Now, there are some teachers who have mastered the art of the brain break, while it causes others severe anxiety! No matter where on the spectrum you fall, the fact remains that they are EXTREMELY helpful during classroom instruction!

What is a brain break? I’m sure they are called by many names, but a brain break is just that, a short (2-5 minute) activity that provides a break from whatever activity on which the brain is currently working. This shift is quite helpful and useful for both you and your students. Brain breaks come in many forms; they can involve students solving riddles, students getting up and moving around the room, interviewing one another…. There are so many examples of brain breaks!

Below I have outlined for reasons that brain breaks are useful.

1. Reset and refresh. That’s right, sometimes we need to reset and refresh. In fact, we do this all of the time. After working on tasks for a long while, we often need to take breaks. We may stand and stretch, or take a short walk to get our blood pumping and the oxygen flowing. After which, we can revisit our tasks with renewed vigor. The same concept works for your students. After about 15 or 20 minutes of working on a task, take a short break. I often have students play a couple of rounds of Simon Says, which gets them up and moving, and helps them refocus on their tasks.

2. Transition. Brain breaks are great for transitioning from one task to another. For example, if students are transitioning from Reading to Math, add a 2-5 minute brain break in between tasks that requires them to solve a puzzle. This break will help your students reset and refresh, and prepare them for the new skill set that they will use during the next portion of class.

3. Re-engage. We’ve all seen the numbers. The average person’s attention span is not very long. The younger you are, the shorter the attention span.
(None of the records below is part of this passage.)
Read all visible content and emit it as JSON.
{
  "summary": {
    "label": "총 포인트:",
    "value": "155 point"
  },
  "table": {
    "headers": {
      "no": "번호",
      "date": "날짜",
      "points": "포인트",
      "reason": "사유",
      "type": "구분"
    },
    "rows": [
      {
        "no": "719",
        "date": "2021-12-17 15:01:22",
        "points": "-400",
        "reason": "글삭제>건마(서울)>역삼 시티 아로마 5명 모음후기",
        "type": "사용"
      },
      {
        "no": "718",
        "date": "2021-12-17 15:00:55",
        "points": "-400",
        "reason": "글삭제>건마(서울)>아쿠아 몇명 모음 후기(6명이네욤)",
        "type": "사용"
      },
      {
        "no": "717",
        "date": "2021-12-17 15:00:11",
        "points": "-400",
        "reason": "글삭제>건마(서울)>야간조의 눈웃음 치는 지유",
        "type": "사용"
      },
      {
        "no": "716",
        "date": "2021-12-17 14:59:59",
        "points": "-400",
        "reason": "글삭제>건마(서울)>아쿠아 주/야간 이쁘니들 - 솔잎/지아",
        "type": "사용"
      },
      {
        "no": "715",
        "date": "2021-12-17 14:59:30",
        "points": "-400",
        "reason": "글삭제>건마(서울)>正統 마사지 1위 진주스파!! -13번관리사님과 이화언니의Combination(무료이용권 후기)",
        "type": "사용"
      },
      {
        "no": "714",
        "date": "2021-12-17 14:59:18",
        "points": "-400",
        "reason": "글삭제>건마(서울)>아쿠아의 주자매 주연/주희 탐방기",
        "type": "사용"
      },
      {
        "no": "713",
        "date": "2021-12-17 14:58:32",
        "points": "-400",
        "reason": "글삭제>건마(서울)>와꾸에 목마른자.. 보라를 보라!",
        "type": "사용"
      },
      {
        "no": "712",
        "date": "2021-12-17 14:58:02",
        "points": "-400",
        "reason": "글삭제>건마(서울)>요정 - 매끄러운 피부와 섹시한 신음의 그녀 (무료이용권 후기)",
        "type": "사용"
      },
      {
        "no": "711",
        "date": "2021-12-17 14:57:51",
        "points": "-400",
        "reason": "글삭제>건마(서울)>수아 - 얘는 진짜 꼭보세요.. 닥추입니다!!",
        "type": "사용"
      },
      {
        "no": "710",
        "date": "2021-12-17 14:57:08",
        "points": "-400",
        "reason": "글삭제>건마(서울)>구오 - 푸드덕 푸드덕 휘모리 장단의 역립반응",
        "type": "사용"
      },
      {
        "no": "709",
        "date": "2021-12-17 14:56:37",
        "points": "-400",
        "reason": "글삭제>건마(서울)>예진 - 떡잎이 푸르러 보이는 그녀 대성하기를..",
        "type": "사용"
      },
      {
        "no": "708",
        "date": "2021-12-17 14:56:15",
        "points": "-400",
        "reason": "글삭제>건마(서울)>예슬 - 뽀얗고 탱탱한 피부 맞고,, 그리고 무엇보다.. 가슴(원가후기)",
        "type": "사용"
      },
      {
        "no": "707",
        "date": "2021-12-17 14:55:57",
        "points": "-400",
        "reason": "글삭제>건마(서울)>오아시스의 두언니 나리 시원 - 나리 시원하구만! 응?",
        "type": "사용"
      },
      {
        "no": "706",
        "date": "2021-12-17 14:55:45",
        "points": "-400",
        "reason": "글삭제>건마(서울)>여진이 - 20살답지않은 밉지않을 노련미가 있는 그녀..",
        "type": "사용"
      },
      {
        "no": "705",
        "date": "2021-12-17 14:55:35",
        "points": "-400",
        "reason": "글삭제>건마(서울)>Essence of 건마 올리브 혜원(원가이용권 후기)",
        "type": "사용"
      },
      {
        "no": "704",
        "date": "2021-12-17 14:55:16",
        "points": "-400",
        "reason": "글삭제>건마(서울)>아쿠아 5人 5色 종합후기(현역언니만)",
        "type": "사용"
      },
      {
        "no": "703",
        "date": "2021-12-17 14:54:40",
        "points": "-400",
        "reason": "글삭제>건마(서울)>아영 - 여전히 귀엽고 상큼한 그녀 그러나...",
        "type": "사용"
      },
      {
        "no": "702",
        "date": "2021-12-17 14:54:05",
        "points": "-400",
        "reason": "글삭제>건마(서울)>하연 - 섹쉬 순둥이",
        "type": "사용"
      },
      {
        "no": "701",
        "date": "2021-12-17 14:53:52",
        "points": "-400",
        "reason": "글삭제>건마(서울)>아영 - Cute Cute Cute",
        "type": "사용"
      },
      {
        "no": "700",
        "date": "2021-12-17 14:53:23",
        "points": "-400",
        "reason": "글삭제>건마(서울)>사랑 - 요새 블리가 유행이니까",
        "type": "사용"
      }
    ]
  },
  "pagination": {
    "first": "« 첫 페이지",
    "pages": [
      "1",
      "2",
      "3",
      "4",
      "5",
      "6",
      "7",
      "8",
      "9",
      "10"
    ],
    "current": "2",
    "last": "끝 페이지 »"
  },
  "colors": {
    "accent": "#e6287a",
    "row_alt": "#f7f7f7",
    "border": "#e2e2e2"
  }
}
When your students are restless or having difficulty focusing, use a brain break to help them re-engage in the task. I find that when my students are restless, having them stand and stretch, or stand and play a “get to know you activity” helps them re-engage in their classwork.

4. Build community. Brain breaks are also a great tool for building community in your classroom. Use your brain breaks as opportunities for students to talk to one another and interact with students whom they normally do not interact. For example, I randomly pair the students and have them quickly interview one another. After which, they begin to get to know different aspects of their classmates’ lives which helps create a stronger sense of community in the class.